Survivors of torture account for a significant number of vulnerable persons in South Africa. Many asylum seekers survive torture in countries of origin, en route to South Africa to seek asylum, and in South Africa itself at the hands of police and prisons officials. South Africa nationals also can face torture at the hands of domestic security organs. Survivors of torture of all nationalities struggle to find care they need in South Africa, from psychosocial support to medical care to assistance in finding housing and meaningful work.
Under a three year, $1.5 million award which runs through 2014, the Centre for the Study of Violence and Reconciliation is honing its clinical capacity to respond to demand from survivors, with more effective and rigorous psychosocial services. CSVR interrogates the phenomenon of torture in South Africa at all levels. Armed with clinical history and evidence base for best practices for treatment and rehabilitation of victims, the program will work to share this knowledge across sub-Saharan Africa to put an end to torture in law and in fact.

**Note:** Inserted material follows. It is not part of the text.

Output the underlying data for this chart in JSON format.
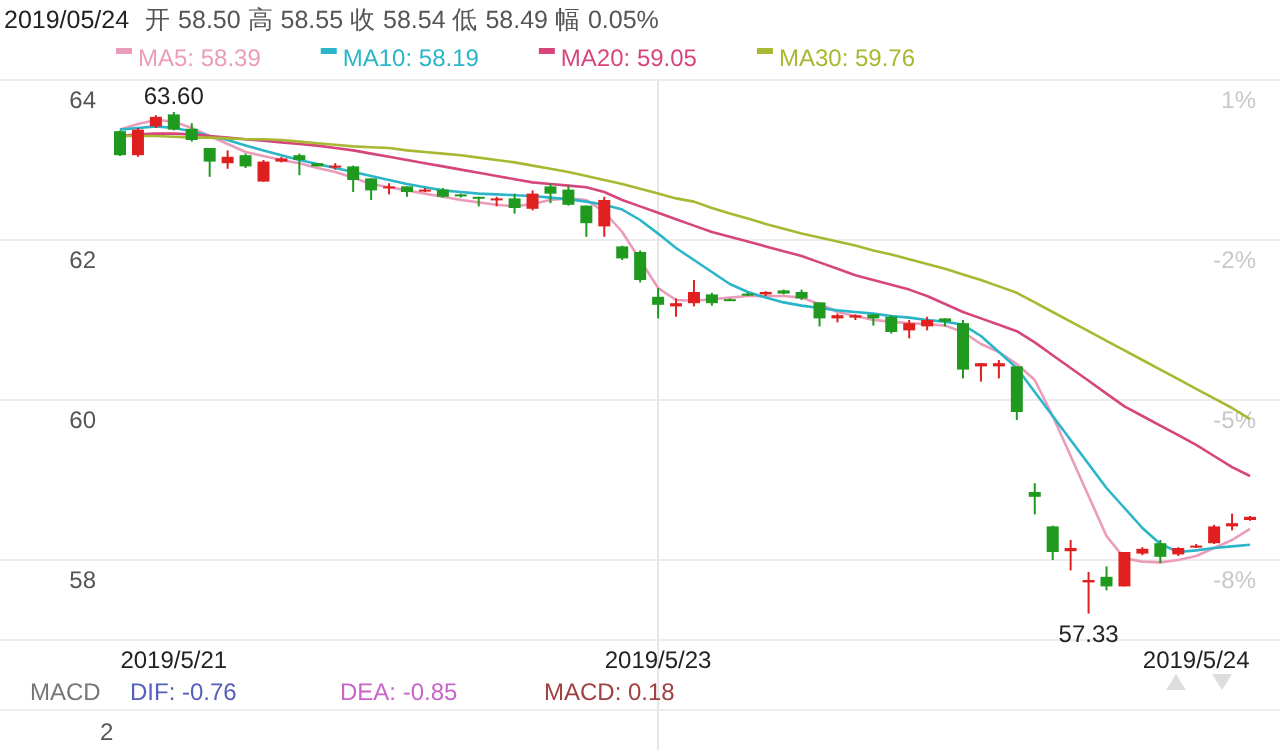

1. To increase access to effective and holistic rehabilitation services to victims of torture in South Africa;
2. To develop clinical systems of monitoring and evaluation of psychosocial services to victims of torture;
3. To research and share effective treatment and rehabilitation approaches for torture survivors;
4. To ensure that advocacy initiatives on access to rehabilitation, the prohibition, and the prevention of torture and cruel, inhumane and degrading treatment reflect the needs of victims.